By then, says Robinson, awards had come to mean less to him. He commented in 1989: ‘‘I’m embarrassed by praise and irritated by censure. As for my films, I know them — their faults as well as their virtues — better than any critics do.’’
The obvious constraints notwithstanding, Robinson gleaned some interesting facts of Ray and his illustrious family, observing whom gave him an invaluable grounding in the mores of Bengali life; of Ray and Tagore, who had famously written in seven-year-old Satyajit’s autograph book a few lines about travelling the world over and eventually returning home to discover the world reflected in a single drop of dew on a blade of grass; and of Ray and his film-making, especially Pather Panchali and the struggle — and excitement — that encompassed.
According to Ray, it was a miracle that Pather Panchali, which faced major problems in raising finances, didn’t fall foul of other intransigent obstacles. ‘‘Three miracles, according to Satyajit. One, Apu’s voice didn’t break. Two, Durga didn’t grow up. Three, Indir Thakrun (the elderly distant relative of Harihar, Apu and Durga’s father) didn’t die.’’
After the Song of the Little Road, we get a film-by-film sketch of Ray’s oeuvre, not a critical insight into the mind of the maker. Perhaps after being firmly told ‘‘I don’t want another foreigner writing a book about me without learning Bengali’’, Robinson ran into Ray’s reticence.
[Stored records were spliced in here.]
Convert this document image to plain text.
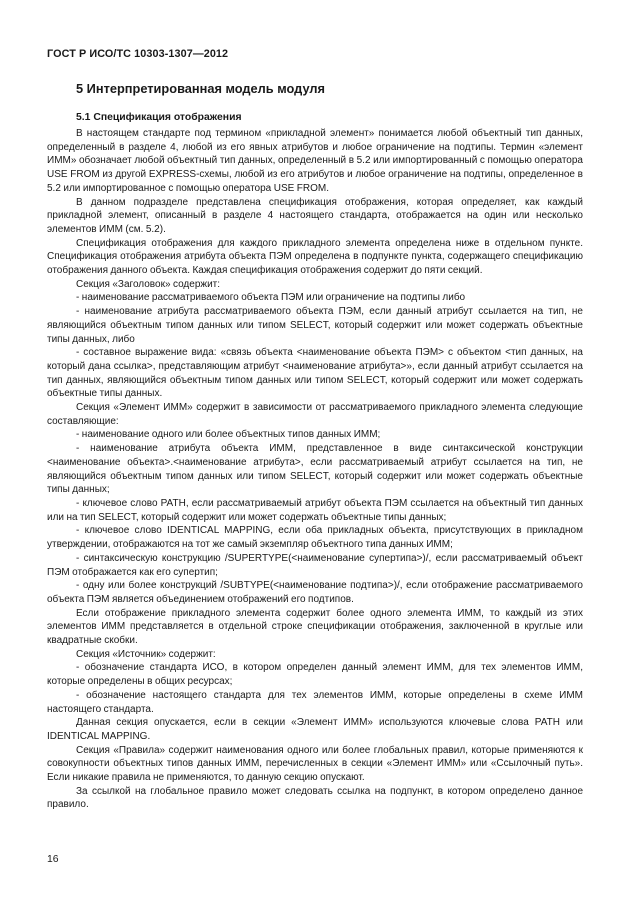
ГОСТ Р ИСО/ТС 10303-1307—2012
5 Интерпретированная модель модуля
5.1 Спецификация отображения

В настоящем стандарте под термином «прикладной элемент» понимается любой объектный тип данных, определенный в разделе 4, любой из его явных атрибутов и любое ограничение на подтипы. Термин «элемент ИММ» обозначает любой объектный тип данных, определенный в 5.2 или импортированный с помощью оператора USE FROM из другой EXPRESS-схемы, любой из его атрибутов и любое ограничение на подтипы, определенное в 5.2 или импортированное с помощью оператора USE FROM.

В данном подразделе представлена спецификация отображения, которая определяет, как каждый прикладной элемент, описанный в разделе 4 настоящего стандарта, отображается на один или несколько элементов ИММ (см. 5.2).

Спецификация отображения для каждого прикладного элемента определена ниже в отдельном пункте. Спецификация отображения атрибута объекта ПЭМ определена в подпункте пункта, содержащего спецификацию отображения данного объекта. Каждая спецификация отображения содержит до пяти секций.

Секция «Заголовок» содержит:

- наименование рассматриваемого объекта ПЭМ или ограничение на подтипы либо

- наименование атрибута рассматриваемого объекта ПЭМ, если данный атрибут ссылается на тип, не являющийся объектным типом данных или типом SELECT, который содержит или может содержать объектные типы данных, либо

- составное выражение вида: «связь объекта <наименование объекта ПЭМ> с объектом <тип данных, на который дана ссылка>, представляющим атрибут <наименование атрибута>», если данный атрибут ссылается на тип данных, являющийся объектным типом данных или типом SELECT, который содержит или может содержать объектные типы данных.

Секция «Элемент ИММ» содержит в зависимости от рассматриваемого прикладного элемента следующие составляющие:

- наименование одного или более объектных типов данных ИММ;

- наименование атрибута объекта ИММ, представленное в виде синтаксической конструкции <наименование объекта>.<наименование атрибута>, если рассматриваемый атрибут ссылается на тип, не являющийся объектным типом данных или типом SELECT, который содержит или может содержать объектные типы данных;

- ключевое слово PATH, если рассматриваемый атрибут объекта ПЭМ ссылается на объектный тип данных или на тип SELECT, который содержит или может содержать объектные типы данных;

- ключевое слово IDENTICAL MAPPING, если оба прикладных объекта, присутствующих в прикладном утверждении, отображаются на тот же самый экземпляр объектного типа данных ИММ;

- синтаксическую конструкцию /SUPERTYPE(<наименование супертипа>)/, если рассматриваемый объект ПЭМ отображается как его супертип;

- одну или более конструкций /SUBTYPE(<наименование подтипа>)/, если отображение рассматриваемого объекта ПЭМ является объединением отображений его подтипов.

Если отображение прикладного элемента содержит более одного элемента ИММ, то каждый из этих элементов ИММ представляется в отдельной строке спецификации отображения, заключенной в круглые или квадратные скобки.

Секция «Источник» содержит:

- обозначение стандарта ИСО, в котором определен данный элемент ИММ, для тех элементов ИММ, которые определены в общих ресурсах;

- обозначение настоящего стандарта для тех элементов ИММ, которые определены в схеме ИММ настоящего стандарта.

Данная секция опускается, если в секции «Элемент ИММ» используются ключевые слова PATH или IDENTICAL MAPPING.

Секция «Правила» содержит наименования одного или более глобальных правил, которые применяются к совокупности объектных типов данных ИММ, перечисленных в секции «Элемент ИММ» или «Ссылочный путь». Если никакие правила не применяются, то данную секцию опускают.

За ссылкой на глобальное правило может следовать ссылка на подпункт, в котором определено данное правило.

16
Ray was at home in Calcutta, as he remarked to Robinson: ‘‘I don’t feel very creative when I’m abroad somehow. I need to be in my chair in Calcutta!’’ Ensconced in his favourite chair, feet up on a low table, Ray loved to work at ‘‘the red cloth-bound shooting notebooks that contain literally every aspect of a film’’, and on Sandesh, the magazine started by his grandfather, for which he would write, illustrate and design.
By 1984, he had already made 30 films and documentaries covering every range possible, from ‘‘pure farce to high tragedy, musical fantasies to detective stories’’ — including the Apu Trilogy (adapted from Bibhuti Bhusan Bandopadhyay’s classic), Charulata (based on Tagore’s short story Nashtanir), Kanchenjunga, Goopy Gyne Bagha Byne (based on a short story by his grandfather Upendrakishore Ray), the Feluda films (Sonar Kella, Joy Baba Felunath), Aranyer Din Ratri (a Sunil Gangopadhyay story), Shatranj ke Khilari (Premchand) to name a handful.
In the first Robinson edition (1989), there were 147 illustrations, including sketches by Sukumar Ray; but the revised version has only 16 due to ‘‘lack of space’’. That apart, there is a chapter on Ray’s last three films and, like before, a section on the films he couldn’t make: Ravi Shankar, The Mahabharata, A Passage to India, The Alien.
There is something about creating beauty in the circumstances of shoddiness and privation that is truly exciting, Ray had once said. But will the 21st century share his excitement about the society and culture his films describe?
There is a risk, says Robinson, that Ray’s work, except for the Apu trilogy, will become trapped in an eddy by the very breadth and uniqueness of its creator’s range of eastern and western references… For Ray’s sake and the world he represents, we hope not.